- Born: 1926 Yaffa
- Died: 1991 (aged 66) Amman

= Ibrāhīm Sakjahā =

Jordanian journalist

Ibrāhīm Sakjahā (Arabic: إبراهيم سكجها ) (1991–1926) was the leader of the Jordanian journalists. He chaired two newspapers (The Belief) (Al Rai) and (The Constitution) (Al Dustour); moreover he founded two Jordanian newspapers (The People) (Al Sha'ab) and (The Statement) (Al Bayan) newspaper.

== Biography ==
Sakjahā was born in Jaffa on March 13, 1926. He started working at the age of fourteen to help support his family after his father's death in 1940. He studied at secondary school at Al-Amriya School in Jaffa.

He worked as an administrative employee in the newspaper (Palestine) and at the time was writing several articles in the same newspaper under the pseudonym (Al-Adnani Al-Saghir). In 1964, he became an editorial secretary. Sakjahā immigrated to Cairo with the Palestinian emigration in 1984. And worked there for (Rose Al-Youssef) magazine, (Al-Defaa newspaper), and (Al-Hilal house), before moving to Amman in 1949. Later, he worked as an editorial secretary for (Al-Nisr) newspaper, and (Al-Jazeera newspaper). Then, in 1953 he was elected to be a member of the board of the Jordanian Journalists Syndicate. And was elected for three consecutive terms as a captain. He released his first collection of stories called (Photos generated in Jaffa)( Sowar mobtadaha fee yaf'aa)
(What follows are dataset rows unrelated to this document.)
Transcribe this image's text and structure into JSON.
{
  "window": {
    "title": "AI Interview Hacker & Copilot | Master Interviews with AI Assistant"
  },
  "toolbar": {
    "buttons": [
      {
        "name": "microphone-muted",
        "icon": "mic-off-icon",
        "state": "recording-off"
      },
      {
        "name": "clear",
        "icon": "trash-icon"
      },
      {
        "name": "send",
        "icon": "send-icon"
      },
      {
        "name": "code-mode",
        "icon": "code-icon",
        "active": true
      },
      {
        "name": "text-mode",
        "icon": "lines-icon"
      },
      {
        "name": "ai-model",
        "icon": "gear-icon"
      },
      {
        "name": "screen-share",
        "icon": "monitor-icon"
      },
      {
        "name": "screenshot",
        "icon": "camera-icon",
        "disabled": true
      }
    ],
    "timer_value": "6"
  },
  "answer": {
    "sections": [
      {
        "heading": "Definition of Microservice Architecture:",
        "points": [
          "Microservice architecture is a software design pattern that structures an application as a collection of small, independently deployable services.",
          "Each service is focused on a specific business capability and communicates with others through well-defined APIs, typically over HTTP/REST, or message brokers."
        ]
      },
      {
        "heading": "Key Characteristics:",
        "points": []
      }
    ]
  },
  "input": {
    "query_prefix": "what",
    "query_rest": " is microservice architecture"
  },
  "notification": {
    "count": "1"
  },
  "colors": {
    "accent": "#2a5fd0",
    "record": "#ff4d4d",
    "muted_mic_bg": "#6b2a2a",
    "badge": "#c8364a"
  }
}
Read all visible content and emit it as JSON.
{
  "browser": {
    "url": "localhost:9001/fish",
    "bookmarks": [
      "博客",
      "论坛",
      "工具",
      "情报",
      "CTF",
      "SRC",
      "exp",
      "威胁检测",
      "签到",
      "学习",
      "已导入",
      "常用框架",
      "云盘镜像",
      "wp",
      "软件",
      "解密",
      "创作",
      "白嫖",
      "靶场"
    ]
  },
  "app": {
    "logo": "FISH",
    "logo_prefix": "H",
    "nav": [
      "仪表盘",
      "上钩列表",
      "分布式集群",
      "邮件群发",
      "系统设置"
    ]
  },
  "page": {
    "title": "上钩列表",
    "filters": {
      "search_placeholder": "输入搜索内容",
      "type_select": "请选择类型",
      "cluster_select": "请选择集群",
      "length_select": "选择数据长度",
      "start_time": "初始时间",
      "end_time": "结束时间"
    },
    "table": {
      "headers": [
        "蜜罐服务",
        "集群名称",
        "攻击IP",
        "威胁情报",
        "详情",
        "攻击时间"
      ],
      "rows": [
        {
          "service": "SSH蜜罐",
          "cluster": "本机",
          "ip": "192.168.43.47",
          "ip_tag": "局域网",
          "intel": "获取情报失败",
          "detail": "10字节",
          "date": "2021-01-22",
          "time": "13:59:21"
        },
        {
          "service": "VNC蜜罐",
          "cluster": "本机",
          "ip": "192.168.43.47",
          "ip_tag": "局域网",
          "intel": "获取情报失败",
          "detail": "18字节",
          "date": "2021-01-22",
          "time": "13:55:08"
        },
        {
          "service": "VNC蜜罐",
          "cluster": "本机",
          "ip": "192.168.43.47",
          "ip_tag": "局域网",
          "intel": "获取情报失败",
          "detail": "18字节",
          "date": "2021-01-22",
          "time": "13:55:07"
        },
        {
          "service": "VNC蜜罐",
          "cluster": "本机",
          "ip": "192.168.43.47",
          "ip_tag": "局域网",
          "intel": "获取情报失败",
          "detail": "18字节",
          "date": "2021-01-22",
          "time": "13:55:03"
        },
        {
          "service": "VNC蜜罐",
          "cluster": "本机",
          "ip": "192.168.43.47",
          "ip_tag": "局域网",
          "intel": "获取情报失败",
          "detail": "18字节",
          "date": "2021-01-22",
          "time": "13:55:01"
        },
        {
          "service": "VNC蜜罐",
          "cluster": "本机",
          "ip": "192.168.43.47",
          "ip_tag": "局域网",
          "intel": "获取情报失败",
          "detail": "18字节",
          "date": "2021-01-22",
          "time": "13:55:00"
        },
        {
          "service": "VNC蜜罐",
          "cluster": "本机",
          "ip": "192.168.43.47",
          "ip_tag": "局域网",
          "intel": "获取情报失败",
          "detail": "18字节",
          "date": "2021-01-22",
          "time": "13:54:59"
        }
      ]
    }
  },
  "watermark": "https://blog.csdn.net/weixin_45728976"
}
In 1950, Sakjahā was in charge of editing the (Latest news) (Akher Khabar), but the newspaper was shut down by a government ruling after its publication by three editions. He returned to Jerusalem to work in (Palestine) newspaper as an editing secretary for sixteen years, before returning to Amman in year 1967. In 1987, he traveled to the United Arab Emirates, Dubai to establish Al Bayan newspaper which he edited for two years. Returned to Amman to become the chief editor of (Opinion) (Al Ra’i), (Voice of the People) (Sawt Al Shaab), and (The constitution) (Al Dustour) newspapers until 1988.

== Publications ==
- (First Pictures from Jaffa), short stories, Ministry of Culture, Amman, 1982

== Death ==
Ibrāhīm Sakjahā died on 28 July 1991 in Amman at the age of sixty-six years old.